Both of these messages demonstrate the unease felt by a segment of
Goans (regardless of religious identity) with regard to the consequences of
what the Indian nation-state calls “Liberation”. While somewhat uncomfortable
with the first proposition, I was glad for the suggestion of the second message,
because it put a good amount of the Indian nation-state’s relationship with Goa
in context; that Goa, and Goans, were inducted into a colonial relationship
with India from 19 December 1961. The sooner we begin to start seeing the
relationship in this light, the sooner we will be able to remove ourselves from
the sticky situation that the politics of “Special Status” will eventually take
us.  I argue therefore, that
counter-intuitively, confronting the colonial nature of the Indian relationship
with Goa will save Goa from the disastrous politics contained within the
Special Status move. To do this, I seek to make a distinction between the
colonialism of the Indian nation, and the constitutionalism of the Indian
state.
The first status
message referred to above makes two points. The first proposes that Indian
sovereignty over Goa is illegal, a possibly logical conclusion given that the
Goan people were, never really asked what their options would be subsequent to
this “Liberation” from Portuguese sovereignty.

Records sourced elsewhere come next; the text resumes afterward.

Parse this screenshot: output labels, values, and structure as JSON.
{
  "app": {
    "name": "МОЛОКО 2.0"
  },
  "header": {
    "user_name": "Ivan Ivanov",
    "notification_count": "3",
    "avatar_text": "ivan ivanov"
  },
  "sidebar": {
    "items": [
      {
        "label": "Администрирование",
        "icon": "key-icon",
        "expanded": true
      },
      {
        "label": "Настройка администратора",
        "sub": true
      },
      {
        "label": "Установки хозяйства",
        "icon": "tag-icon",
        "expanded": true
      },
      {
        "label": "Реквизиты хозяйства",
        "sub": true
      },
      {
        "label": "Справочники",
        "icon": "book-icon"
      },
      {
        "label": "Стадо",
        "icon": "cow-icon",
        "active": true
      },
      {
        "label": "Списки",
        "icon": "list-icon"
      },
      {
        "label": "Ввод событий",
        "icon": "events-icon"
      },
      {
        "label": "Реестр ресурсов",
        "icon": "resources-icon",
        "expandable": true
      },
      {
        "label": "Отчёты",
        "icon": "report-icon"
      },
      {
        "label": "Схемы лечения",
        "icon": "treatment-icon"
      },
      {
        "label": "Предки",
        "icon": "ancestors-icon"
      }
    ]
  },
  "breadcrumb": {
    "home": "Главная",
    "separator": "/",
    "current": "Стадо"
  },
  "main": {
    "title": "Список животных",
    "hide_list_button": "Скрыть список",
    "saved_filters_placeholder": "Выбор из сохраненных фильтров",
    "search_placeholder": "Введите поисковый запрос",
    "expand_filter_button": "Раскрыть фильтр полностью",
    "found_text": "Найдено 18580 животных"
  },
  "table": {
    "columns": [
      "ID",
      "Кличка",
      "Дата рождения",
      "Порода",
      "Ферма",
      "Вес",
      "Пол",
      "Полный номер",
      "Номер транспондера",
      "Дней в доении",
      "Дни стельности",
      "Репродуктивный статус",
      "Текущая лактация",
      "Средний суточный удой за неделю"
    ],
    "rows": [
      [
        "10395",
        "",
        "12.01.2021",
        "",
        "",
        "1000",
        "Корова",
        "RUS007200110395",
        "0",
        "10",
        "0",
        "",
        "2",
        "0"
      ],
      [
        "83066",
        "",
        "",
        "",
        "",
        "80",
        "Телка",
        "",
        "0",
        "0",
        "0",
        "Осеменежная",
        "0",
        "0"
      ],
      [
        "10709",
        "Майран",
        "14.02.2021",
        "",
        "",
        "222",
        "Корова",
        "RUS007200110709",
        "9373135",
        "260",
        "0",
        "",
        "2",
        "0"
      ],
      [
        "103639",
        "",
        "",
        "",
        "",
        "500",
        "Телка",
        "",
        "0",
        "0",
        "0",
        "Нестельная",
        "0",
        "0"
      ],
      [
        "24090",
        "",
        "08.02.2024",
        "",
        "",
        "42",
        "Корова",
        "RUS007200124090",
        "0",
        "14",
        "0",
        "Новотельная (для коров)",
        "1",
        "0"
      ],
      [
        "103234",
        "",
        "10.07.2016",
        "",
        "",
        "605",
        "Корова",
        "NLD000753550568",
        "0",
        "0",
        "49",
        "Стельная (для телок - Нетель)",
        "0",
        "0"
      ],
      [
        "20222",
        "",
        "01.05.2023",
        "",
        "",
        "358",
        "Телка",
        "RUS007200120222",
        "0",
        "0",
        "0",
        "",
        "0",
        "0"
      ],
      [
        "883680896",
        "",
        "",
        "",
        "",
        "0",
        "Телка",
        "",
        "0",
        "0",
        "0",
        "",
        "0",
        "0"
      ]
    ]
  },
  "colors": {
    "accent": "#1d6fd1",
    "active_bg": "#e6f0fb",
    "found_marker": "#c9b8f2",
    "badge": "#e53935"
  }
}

They were not asked in 1961, at
the conclusion of the Indian action; and they were not asked in 1974 when the
successors to Salazar’s Estado Novo
conceded India’s claim’s over Goa. Problematising the legal status of India’s
continuing claims on Goa should not however blind us to the fact, as it seems
to have blinded the author of this status message, that the Indian action in
Goa was in fact a liberation for a great segment of the Goan population. Once
and for all, it broke the back of the native feudal structure that enjoyed a
reciprocal relationship with Portuguese sovereignty. Portuguese sovereignty
sustained this feudal structure, and the feudal structure sustained Portuguese
sovereignty over Goa. It was the challenge to this feudal structure that enabled
a great number of Goans to pursue careers and relish freedoms that they had
till date not enjoyed.
There is a
popular misconception that democracy was unknown in Goa until the Indians came
and introduced Goans to this system of governance. Nothing could be further
from the truth. Goans were familiar with democracy from the time Portugal, of
which Goa was part, became a constitutional monarchy. This was a liberal
democracy however, and its scope severely restricted. It was nevertheless a democracy,
and this induction into democracy was only deepened as a result of the
induction into the Indian Union that gave every adult the right to participate
in electing the representatives of the state. It was this deeper democracy,
enabled through the provisions of the Indian Constitution that broke back of
Goan feudalism, and for this reason, the actions in 1961 were, as much as they
enabled Indian colonialism, should also be seen as a liberation. 
One particular
example is that where a number of pro-special status Goans exulted in the  destruction of the makeshift residences of waste-managers in Margão
in the middle of the monsoon season. Challenging the accession of some people
to basic rights today will ensure that the same rights are denied to those who
now deny to outsiders tomorrow. The problem in Goa, especially vis-à-vis land,
is that a power equation, in particular a colonial power equation, presided
over by Delhi, that allows certain kinds of Goans, Indians and foreigners
superiors powers over the common person is not being challenged. A Special
Status agenda that limits ownership of land to Goans alone, will simply not
resolve the problem that is rooted in the colonial nature of India’s
relationship with Goa (and other peripheries of the Indian Union’s neo-colonial
empire). A constitutional project however, is committed to see real equality,
not merely procedural equality, realised, and would deal with this hitherto
unchallenged power equation.
In sum, the
event in 1961 was not wholly without redemption. It was in fact genuinely
liberative for a large segment of the Goan population, even as it trapped them
within a colonial relationship of another, and continuing, kind. The response
to this colonialism is emphatically not the current brand of demands for
Special Status, but a commitment to the constitutional project that the Indian
State promised, and any state should. It will eventually be a realisation of these
constitutional ideals that will ensure that the future of Goa is a secure one.